Who should use the Detect code smells workflow?
Teams or solo builders working on development tasks who want a repeatable process instead of one-off tool experiments.
AI Workflow · Development
Practical execution plan for detect code smells with clear steps, mapped tools, and delivery-focused outcomes.
Deliverable outcome
Documented report shared with team, coding guidelines updated if needed.
30-90 minutes
Includes setup plus initial result generation
Free to start
You can swap tools by pricing and policy requirements
Documented report shared with team, coding guidelines updated if needed.
Use each step output as the input for the next stage
Step map
Instead of relying on a single generic AI model, this pipeline connects specialized tools to maximize quality. First, you'll use Embold to static analysis tool installed, configured, and baseline report generated. Then, you pass the output to CodeGrip to prioritized list of code smells with severity and location identified. Then, you pass the output to Cursor to confirmed list of genuine code smells with refactoring suggestions. Then, you pass the output to Jira Software to prioritized refactoring task list in issue tracker with assignments. Then, you pass the output to Devin AI to code smells removed, verified by static analysis, and all tests passing. Finally, DocWriter.ai is used to documented report shared with team, coding guidelines updated if needed.
Set up static analysis environment
Static analysis tool installed, configured, and baseline report generated.
Run automated code smell detection
Prioritized list of code smells with severity and location identified.
Perform manual code review for false positives
Confirmed list of genuine code smells with refactoring suggestions.
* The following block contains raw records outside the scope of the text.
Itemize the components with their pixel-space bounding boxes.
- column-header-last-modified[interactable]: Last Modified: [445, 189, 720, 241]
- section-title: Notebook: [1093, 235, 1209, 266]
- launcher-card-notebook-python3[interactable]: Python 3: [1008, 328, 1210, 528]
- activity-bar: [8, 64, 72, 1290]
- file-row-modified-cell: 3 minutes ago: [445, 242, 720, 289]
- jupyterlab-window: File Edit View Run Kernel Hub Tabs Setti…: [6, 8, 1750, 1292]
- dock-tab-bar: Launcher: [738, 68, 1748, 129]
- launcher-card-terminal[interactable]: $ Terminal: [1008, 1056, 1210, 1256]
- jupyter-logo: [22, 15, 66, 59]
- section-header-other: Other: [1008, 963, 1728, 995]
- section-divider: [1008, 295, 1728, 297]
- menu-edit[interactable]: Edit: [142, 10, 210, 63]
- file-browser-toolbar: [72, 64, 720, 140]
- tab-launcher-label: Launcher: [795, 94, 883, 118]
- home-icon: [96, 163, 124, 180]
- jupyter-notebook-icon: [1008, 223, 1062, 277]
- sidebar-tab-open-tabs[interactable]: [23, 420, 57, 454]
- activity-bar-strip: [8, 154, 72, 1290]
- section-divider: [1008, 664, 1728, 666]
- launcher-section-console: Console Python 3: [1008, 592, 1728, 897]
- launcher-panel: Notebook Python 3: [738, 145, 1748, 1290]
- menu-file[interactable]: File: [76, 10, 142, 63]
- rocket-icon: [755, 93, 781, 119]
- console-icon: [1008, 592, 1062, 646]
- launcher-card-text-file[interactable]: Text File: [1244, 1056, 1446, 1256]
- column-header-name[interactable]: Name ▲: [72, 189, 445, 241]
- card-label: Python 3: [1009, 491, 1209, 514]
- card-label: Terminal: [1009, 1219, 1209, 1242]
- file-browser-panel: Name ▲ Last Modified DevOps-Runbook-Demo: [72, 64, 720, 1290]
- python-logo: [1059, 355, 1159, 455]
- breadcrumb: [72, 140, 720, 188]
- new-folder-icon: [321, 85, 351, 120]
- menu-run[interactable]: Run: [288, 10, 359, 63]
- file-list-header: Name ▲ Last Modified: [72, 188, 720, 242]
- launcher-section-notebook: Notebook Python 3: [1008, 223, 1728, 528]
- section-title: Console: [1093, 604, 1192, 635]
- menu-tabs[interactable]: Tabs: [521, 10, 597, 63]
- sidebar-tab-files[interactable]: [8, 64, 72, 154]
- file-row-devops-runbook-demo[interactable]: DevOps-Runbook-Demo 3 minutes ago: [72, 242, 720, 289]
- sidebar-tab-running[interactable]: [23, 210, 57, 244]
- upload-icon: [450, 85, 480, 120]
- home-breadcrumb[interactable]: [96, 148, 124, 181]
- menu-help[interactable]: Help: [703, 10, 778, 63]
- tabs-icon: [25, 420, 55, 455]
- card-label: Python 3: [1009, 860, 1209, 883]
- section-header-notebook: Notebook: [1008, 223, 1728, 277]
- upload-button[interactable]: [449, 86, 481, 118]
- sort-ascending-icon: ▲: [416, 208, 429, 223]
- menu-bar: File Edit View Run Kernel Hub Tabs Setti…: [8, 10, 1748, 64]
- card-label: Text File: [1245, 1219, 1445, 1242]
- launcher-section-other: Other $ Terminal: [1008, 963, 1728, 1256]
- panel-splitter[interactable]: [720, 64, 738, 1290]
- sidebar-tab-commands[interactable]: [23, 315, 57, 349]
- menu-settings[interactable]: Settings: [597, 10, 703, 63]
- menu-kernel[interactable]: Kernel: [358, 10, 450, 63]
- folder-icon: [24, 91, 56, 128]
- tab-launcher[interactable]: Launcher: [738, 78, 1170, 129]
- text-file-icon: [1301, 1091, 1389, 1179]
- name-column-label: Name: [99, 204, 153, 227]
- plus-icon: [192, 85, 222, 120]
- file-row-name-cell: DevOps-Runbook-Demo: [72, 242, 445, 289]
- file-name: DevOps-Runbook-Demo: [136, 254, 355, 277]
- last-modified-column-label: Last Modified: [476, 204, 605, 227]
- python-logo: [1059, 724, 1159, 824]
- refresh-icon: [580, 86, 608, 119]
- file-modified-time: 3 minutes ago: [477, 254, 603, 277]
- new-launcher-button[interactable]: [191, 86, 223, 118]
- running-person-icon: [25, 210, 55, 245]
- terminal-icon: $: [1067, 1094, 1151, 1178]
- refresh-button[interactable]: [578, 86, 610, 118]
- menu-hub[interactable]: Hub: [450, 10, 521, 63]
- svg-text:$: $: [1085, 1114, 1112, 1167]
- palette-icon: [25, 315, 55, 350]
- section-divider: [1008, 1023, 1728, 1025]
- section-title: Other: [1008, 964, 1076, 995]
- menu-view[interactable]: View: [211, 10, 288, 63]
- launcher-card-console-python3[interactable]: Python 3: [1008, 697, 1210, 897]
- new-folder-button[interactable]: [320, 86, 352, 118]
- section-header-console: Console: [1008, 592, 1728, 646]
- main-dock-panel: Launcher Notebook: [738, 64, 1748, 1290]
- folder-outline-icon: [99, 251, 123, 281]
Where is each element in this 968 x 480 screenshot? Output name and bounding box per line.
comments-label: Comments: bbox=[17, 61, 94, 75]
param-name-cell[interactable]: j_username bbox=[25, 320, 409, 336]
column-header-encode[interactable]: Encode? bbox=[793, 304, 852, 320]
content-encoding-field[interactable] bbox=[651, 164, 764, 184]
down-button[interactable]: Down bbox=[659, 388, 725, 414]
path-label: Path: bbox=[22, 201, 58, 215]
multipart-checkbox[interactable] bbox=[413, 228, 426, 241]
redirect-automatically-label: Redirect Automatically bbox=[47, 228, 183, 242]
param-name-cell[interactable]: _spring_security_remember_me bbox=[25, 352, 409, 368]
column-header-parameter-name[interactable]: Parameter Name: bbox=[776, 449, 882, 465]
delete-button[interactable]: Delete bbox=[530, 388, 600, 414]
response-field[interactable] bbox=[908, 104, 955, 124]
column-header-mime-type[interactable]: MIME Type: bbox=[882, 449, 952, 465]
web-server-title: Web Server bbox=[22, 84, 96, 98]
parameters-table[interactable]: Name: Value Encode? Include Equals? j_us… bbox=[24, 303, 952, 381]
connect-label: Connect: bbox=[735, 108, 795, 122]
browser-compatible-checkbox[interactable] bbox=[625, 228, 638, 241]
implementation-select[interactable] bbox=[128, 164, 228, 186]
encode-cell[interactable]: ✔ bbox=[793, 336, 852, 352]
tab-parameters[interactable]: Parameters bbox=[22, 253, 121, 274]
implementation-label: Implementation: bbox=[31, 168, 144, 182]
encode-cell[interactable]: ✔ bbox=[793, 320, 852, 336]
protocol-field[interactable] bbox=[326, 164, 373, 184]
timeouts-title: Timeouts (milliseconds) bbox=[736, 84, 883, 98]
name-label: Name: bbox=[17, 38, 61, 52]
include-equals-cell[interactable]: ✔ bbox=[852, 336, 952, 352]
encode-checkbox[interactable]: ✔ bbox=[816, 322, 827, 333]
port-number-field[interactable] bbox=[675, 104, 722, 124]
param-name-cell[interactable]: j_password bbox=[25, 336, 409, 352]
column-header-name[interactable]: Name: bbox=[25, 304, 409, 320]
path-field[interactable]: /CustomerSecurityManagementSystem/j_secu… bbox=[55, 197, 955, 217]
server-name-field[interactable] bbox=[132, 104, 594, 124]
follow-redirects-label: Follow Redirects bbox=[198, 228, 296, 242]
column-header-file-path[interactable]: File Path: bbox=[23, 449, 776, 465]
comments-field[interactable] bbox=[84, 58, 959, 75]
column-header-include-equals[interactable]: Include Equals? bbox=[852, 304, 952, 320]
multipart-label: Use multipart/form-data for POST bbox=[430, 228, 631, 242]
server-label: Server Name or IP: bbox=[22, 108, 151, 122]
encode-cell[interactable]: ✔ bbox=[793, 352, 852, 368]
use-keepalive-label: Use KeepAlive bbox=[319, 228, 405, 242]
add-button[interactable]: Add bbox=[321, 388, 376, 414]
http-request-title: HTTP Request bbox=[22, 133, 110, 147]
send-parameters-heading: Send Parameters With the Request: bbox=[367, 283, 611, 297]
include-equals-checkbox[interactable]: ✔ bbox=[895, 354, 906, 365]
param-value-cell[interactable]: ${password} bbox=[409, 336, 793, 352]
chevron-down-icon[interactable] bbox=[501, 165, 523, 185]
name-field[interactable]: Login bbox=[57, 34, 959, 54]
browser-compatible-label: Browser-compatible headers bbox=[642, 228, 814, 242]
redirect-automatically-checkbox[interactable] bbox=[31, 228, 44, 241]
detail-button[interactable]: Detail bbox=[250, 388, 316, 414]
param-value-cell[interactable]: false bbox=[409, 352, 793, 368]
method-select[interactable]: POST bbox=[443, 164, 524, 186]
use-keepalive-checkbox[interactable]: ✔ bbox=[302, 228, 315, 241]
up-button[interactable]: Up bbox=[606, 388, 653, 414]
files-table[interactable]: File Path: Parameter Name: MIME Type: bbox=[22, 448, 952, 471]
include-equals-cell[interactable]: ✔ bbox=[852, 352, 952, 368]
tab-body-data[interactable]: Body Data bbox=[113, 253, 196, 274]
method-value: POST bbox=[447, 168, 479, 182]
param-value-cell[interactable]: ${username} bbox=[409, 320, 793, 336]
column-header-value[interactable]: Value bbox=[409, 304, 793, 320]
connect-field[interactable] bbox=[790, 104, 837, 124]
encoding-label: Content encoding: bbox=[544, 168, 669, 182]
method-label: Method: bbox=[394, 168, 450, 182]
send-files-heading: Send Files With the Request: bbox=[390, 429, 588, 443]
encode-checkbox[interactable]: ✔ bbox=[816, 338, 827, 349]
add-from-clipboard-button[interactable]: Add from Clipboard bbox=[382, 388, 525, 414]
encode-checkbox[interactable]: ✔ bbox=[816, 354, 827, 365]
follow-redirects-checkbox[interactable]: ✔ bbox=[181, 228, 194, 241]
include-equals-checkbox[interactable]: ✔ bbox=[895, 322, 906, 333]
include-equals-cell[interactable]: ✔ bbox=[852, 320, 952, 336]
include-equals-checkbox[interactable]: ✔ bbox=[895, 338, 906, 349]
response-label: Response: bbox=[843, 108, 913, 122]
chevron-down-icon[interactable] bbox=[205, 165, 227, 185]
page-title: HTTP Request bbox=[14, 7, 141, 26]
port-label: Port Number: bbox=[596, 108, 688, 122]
Prioritize and plan refactoring tasks
Prioritized refactoring task list in issue tracker with assignments.
Refactor code and verify smell removal
Code smells removed, verified by static analysis, and all tests passing.
Document and share findings
Documented report shared with team, coding guidelines updated if needed.
Configure a static analysis tool (e.g., SonarQube, ESLint, Pylint) and a code quality plugin in your IDE. Run an initial scan to establish a baseline of issues. This step ensures you have a consistent, automated detection mechanism before manual review.
Why Embold: Embold provides automated code review, architectural dependency mapping, and technical debt prioritization, which aligns with setting up a static analysis environment for detecting code smells.
Execute the static analysis tool with a focus on code smell rules (e.g., long methods, excessive parameters, god classes, duplicated code). Review the generated list of issues, filtering by severity and type. This step produces a prioritized list of code smells to address.
Why CodeGrip: CodeGrip supports custom rule configuration for coding standards, allowing it to run automated code smell detection with smell-specific rules.
Manually inspect a sample of the detected smells (especially critical ones) to confirm they are genuine issues and not false positives. Use code review techniques like reading the method body, checking for comments, and understanding business context. This step ensures the automated results are actionable.
Why Cursor: Cursor provides code editing and refactoring capabilities, which can assist in manually reviewing code for false positives during a manual code review.
Categorize confirmed smells by impact (e.g., performance, maintainability, testability) and effort (e.g., simple rename vs. complex extraction). Create a task list in your project management tool with estimated effort and assignee. This step turns detection into actionable work.
Why Jira Software: Jira Software is a project management tool with agile sprint planning and workflow orchestration, ideal for prioritizing and planning refactoring tasks.
Implement the refactoring changes (e.g., extract method, rename variable, split class) for each prioritized smell. After each change, re-run the static analysis to confirm the smell is removed and no new smells are introduced. This step ensures the code is improved and validated.
Why Devin AI: Devin AI specializes in autonomous bug fixing, code refactoring, and optimization, directly supporting refactoring and verification of smell removal.
Create a summary report of the detected smells, actions taken, and remaining technical debt. Share with the team via a wiki or documentation platform. This step closes the loop and helps prevent future smells.
Why DocWriter.ai: DocWriter.ai generates technical documentation, which is ideal for documenting and sharing findings from code smell detection.
§ Before you start
Teams or solo builders working on development tasks who want a repeatable process instead of one-off tool experiments.
No. Start with the top pick for each step, then replace tools only if they do not fit your pricing, compliance, or output needs.
Open the mapped task page and compare top options side by side. Prioritize output quality, integration fit, and predictable cost before scaling.
§ Related
Ship features faster by delegating architecture, implementation, testing, and deployment to specialized AI coding agents.
Rapidly prototype and deploy a functional application using AI-assisted coding and design systems — from idea to live product in days.
From logic definition to production-ready code with automated testing and deployment — a repeatable pipeline for shipping software features.